Experiência imersiva e educativa
Mais do que um local de contemplação, os aquários modernos buscam oferecer uma experiência imersiva e educativa. A arquitetura, iluminação e tecnologia são empregadas para aproximar os visitantes da vida aquática. Além da observação, muitos desses espaços funcionam como centros de conservação, pesquisa e educação ambiental, estimulando a curiosidade e o compromisso com a preservação.
Estudo aprofundado e inspirações
A equipe do Instituto Municipal de Planejamento Urbano (Implurb) realizou um estudo detalhado em aquários nacionais e internacionais para conceber o projeto de Manaus. Segundo o diretor-presidente da autarquia, Carlos Valente, o trabalho abrangeu tecnologia, operação e sustentabilidade econômica.
“Logo no início da gestão, o prefeito David Almeida lançou o programa ‘Nosso Centro’, que reúne uma série de intervenções para revitalizar a área histórica da cidade. Entre as demandas que ele mais nos cobrava estava justamente o aquário. Nós visitamos várias cidades brasileiras, como Santos, Balneário Camboriú, Rio de Janeiro e São Paulo, para entender não apenas o funcionamento dos aquários, mas também sua tecnologia, equipamentos, modelo de gestão e viabilidade econômica”, explicou Valente.
O projeto também se inspira em referências como o Oceanário de Lisboa e o Aquário de Gênova, mas com um diferencial: a valorização da paisagem amazônica. “Costumo dizer, sem exagero, que esse será o aquário mais bonito do Brasil. Estudamos grandes aquários nacionais e internacionais, mas nenhum deles tem a pegada amazônica que estamos propondo. A experiência do visitante será como caminhar entre as raízes das árvores dos rios Negro e Amazonas, criando uma integração entre água e floresta que nenhum outro aquário oferece”, destacou o secretário.
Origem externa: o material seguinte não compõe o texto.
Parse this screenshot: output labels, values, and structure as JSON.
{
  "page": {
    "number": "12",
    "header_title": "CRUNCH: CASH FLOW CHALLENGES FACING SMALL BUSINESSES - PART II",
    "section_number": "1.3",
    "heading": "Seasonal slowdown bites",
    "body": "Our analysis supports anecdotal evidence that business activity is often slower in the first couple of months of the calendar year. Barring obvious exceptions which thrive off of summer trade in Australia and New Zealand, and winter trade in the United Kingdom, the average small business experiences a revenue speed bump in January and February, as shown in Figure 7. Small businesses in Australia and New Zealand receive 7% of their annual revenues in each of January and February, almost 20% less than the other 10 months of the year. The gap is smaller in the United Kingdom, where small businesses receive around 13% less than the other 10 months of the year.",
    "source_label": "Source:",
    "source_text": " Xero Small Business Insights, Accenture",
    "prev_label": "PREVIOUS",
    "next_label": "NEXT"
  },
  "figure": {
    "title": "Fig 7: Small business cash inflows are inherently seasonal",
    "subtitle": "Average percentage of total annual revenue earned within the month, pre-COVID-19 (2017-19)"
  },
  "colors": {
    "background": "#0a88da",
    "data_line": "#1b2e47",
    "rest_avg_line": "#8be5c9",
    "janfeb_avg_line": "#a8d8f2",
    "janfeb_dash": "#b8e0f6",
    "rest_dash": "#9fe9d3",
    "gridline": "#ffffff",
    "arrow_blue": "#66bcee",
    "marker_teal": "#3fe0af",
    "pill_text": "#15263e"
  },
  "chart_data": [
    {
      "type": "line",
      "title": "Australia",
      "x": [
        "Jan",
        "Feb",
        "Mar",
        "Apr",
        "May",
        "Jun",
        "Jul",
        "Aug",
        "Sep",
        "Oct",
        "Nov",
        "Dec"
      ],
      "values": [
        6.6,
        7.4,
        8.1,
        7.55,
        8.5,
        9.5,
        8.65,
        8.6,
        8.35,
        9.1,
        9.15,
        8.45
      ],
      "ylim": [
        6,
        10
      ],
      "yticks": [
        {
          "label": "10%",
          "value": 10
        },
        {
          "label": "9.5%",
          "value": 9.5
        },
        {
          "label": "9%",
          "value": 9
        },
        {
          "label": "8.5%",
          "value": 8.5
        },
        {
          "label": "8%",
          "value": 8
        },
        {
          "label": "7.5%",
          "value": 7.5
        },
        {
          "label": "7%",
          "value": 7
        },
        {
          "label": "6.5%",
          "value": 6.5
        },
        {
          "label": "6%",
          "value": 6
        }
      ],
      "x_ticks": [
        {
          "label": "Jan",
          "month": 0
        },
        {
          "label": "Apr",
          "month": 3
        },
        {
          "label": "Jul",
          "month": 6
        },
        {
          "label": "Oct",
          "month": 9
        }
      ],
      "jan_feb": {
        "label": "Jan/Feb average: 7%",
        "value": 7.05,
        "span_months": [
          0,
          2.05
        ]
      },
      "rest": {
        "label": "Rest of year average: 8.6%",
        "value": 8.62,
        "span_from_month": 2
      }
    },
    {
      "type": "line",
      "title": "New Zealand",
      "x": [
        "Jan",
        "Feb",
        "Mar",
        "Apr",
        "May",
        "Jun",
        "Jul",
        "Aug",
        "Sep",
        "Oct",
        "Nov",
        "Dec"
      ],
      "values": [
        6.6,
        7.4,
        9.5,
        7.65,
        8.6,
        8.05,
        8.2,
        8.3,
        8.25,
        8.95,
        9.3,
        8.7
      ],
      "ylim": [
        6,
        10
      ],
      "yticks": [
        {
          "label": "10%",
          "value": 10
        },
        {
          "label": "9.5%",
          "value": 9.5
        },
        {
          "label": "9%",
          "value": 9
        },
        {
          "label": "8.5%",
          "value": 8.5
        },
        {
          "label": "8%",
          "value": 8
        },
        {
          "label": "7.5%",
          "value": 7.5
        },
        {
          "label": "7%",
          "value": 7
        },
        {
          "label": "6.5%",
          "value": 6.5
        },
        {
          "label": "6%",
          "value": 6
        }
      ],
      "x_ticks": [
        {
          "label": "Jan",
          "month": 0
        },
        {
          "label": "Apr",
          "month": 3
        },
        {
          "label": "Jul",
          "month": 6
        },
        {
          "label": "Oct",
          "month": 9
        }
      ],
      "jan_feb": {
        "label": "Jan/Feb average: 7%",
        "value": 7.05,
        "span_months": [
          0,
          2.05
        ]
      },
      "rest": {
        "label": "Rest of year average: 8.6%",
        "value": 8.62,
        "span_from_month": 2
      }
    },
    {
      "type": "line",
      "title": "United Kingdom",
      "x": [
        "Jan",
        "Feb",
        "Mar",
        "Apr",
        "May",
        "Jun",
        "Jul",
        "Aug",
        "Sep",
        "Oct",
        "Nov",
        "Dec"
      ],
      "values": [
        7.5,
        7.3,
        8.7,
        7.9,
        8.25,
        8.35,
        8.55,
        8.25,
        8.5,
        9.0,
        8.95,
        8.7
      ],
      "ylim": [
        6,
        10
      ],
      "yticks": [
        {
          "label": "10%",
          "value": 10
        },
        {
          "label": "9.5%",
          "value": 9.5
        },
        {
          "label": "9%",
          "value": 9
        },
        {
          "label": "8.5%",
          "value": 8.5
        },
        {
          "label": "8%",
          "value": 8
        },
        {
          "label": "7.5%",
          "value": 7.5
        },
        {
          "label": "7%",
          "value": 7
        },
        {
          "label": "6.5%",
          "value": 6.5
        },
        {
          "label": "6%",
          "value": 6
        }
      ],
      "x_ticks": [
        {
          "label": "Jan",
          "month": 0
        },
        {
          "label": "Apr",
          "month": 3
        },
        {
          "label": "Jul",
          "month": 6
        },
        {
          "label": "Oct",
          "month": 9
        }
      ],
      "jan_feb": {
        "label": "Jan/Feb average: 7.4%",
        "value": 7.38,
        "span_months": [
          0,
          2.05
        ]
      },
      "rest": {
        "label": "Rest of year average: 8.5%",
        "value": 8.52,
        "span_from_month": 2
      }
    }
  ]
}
Dinâmica dos rios em dois pavimentos
A arquitetura do aquário replicará a dinâmica dos rios amazônicos, com dois pavimentos temáticos. Um deles será dedicado à ictiofauna do rio Negro, com suas águas escuras e peixes ornamentais. O outro pavimento focará no sistema do rio Solimões e rio Amazonas, apresentando espécies de águas barrentas.
Os visitantes poderão observar cardinais, acarás-disco, tucunarés, pirararas, jaraquis e o imponente pirarucu, espécies muitas vezes conhecidas apenas como alimento ou em imagens, mas raramente vistas em seu habitat natural.
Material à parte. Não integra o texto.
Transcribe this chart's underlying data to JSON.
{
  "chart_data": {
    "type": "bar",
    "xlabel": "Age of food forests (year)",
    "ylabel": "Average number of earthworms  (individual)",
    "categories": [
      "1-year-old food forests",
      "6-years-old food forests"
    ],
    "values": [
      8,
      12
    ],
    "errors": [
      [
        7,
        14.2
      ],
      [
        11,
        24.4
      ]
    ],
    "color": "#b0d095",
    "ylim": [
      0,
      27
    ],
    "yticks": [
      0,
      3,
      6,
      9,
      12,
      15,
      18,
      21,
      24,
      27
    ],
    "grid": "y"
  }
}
Vocação educativa e ambiental
O aquário terá uma forte vocação educativa e ambiental, indo além do turismo. “Quantas crianças já viram um cardinal, uma piranha ou um pirarucu nadando vivo? Muitas vezes elas conhecem esses peixes apenas no prato ou no mercado. Aqui, será possível observar a vida desses animais, interagindo com a água. Isso desperta nas crianças um sentimento de pertencimento e de responsabilidade com o meio ambiente”, afirmou Valente.
Sustentabilidade econômica
O complexo incluirá estacionamento subterrâneo, lojas de souvenirs, quiosques e um rooftop com operações gastronômicas focadas na culinária regional. O objetivo é criar um modelo de sustentabilidade econômica para garantir o funcionamento do espaço a longo prazo.
O aquário promete se consolidar como um novo marco turístico e educativo em Manaus, conectando pessoas com a extraordinária vida dos rios da maior floresta tropical do mundo.
A Amazônia abriga entre 1.800 e mais de 3.000 espécies de peixes de água doce, desde pequenos peixes ornamentais como o cardinal até gigantes como o pirarucu (Arapaima gigas), que pode ultrapassar 3 metros de comprimento e pesar mais de 200 quilos. O projeto do aquário para Manaus foca neste ecossistema aquático complexo, formado por rios, lagos e florestas de várzea conectadas, representando uma das maiores riquezas naturais do continente.